EB: Sundance has a director's school, where they teach you
about directing by making you watch a film and dissect it, see what
makes it work. Quentin had been there and the film he used was
Straight Time; he'd seen the film, read the book, everything.
And Quentin hasn't just seen every movie in the world, he
remembers every scene from them. I'd made my acting debut in that
film, in a scene with Dustin Hoffman, so when they were casting
Reservoir Dogs, Quentin wanted somebody that really looked
like a bank robber, and Chris Penn asks him, "How about Eddie
Bunker?", and Quentin says, "Oh, yeah, he was in Straight Time,
he was good!" So boom, they call me up, and I don't have to
read or anything. The reason you never find out what happened to
Mr. Blue is that there was a scene in the script where I'd gotten
killed, and they ran out of money before they shot it.

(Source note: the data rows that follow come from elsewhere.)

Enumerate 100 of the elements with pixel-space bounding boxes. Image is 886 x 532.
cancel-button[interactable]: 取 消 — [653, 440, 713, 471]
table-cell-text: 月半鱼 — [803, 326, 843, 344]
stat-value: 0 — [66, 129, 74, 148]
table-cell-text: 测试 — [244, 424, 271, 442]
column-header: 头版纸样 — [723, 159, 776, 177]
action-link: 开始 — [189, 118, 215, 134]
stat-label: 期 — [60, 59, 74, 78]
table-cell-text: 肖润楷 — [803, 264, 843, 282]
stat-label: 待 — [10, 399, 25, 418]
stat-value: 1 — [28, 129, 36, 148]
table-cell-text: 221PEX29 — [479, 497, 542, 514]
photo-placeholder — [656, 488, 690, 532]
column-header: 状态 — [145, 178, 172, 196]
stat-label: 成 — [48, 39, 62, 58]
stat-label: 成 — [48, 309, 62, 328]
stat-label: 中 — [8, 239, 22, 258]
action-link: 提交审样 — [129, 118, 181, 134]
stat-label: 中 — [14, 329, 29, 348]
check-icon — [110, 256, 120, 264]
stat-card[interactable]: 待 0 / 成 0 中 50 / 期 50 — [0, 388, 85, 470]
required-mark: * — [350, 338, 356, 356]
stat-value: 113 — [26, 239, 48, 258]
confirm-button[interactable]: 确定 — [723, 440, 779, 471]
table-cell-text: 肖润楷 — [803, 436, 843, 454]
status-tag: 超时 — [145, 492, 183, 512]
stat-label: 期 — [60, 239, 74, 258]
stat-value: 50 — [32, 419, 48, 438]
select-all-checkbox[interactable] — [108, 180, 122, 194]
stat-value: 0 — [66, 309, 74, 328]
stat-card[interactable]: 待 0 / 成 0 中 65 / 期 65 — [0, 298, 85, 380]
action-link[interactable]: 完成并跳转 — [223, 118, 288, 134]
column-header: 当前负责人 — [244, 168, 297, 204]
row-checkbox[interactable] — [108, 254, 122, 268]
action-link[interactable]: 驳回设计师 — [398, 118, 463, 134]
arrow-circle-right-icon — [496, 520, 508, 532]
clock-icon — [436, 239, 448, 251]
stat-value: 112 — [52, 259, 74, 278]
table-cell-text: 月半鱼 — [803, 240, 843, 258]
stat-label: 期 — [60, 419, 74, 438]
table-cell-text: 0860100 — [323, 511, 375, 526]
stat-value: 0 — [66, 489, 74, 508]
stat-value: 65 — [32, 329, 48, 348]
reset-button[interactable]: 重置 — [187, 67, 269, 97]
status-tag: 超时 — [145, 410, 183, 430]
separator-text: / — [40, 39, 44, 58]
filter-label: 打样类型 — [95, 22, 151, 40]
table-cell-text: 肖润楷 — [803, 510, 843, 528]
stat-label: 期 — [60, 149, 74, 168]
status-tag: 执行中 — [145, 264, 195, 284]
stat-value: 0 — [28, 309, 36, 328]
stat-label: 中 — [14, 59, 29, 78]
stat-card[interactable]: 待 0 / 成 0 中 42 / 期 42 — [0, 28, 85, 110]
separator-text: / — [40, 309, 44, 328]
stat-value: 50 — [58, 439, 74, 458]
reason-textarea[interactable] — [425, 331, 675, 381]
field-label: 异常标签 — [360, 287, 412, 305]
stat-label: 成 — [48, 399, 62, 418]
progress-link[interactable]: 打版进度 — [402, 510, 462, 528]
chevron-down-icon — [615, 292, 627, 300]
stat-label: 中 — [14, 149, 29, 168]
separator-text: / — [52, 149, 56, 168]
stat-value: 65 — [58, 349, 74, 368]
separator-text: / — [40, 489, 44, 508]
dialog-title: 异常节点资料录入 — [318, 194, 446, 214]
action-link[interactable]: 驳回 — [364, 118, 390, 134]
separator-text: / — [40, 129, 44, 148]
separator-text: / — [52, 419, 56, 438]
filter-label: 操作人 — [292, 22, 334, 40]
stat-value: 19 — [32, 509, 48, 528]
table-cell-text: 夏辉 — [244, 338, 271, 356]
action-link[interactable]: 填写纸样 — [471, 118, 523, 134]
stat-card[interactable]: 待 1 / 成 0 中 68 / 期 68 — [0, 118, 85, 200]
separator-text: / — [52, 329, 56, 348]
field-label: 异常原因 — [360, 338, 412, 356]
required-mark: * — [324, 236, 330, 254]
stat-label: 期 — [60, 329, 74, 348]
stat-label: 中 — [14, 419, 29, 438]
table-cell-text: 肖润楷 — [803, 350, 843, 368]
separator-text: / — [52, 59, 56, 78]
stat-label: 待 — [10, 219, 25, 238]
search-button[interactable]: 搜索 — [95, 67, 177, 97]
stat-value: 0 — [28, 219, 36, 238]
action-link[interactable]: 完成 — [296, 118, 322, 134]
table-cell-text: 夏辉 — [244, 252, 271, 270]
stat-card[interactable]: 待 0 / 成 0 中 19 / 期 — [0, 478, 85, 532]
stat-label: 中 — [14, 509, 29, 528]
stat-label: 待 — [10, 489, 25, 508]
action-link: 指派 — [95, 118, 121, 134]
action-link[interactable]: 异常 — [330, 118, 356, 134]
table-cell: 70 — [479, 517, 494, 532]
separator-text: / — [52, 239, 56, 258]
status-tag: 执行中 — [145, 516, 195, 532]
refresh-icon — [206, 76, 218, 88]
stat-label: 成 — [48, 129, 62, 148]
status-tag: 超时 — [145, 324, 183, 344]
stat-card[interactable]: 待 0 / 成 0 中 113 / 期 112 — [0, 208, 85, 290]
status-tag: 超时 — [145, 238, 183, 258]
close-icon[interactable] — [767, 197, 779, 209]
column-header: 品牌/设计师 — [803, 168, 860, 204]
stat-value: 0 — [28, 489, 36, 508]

That film's really what got me over in England. It's so big there, they
mobbed Quentin so bad there when he came over with it, he had to
leave the country. And it got them to bring my books back into print
in England, bring me over to do readings and screenings of
Straight Time and Runaway Train, the works.
RH: When you were a teenager, you felt you were going to die
before you hit thirty. How's it feel to have lasted this long and "made
it" as a writer?
EB: I'm getting more action now than ever before. I'm writing
my memoirs, and they're bringing all my books back into print here.
Cyril Connolly once said that you could tell if you were a success as a
writer if your books were in print twenty-five years later, and here I
am. And I've been places I never would have dreamed I'd be, met all
kinds of people. I have a great wife, a great kid. It's amazing.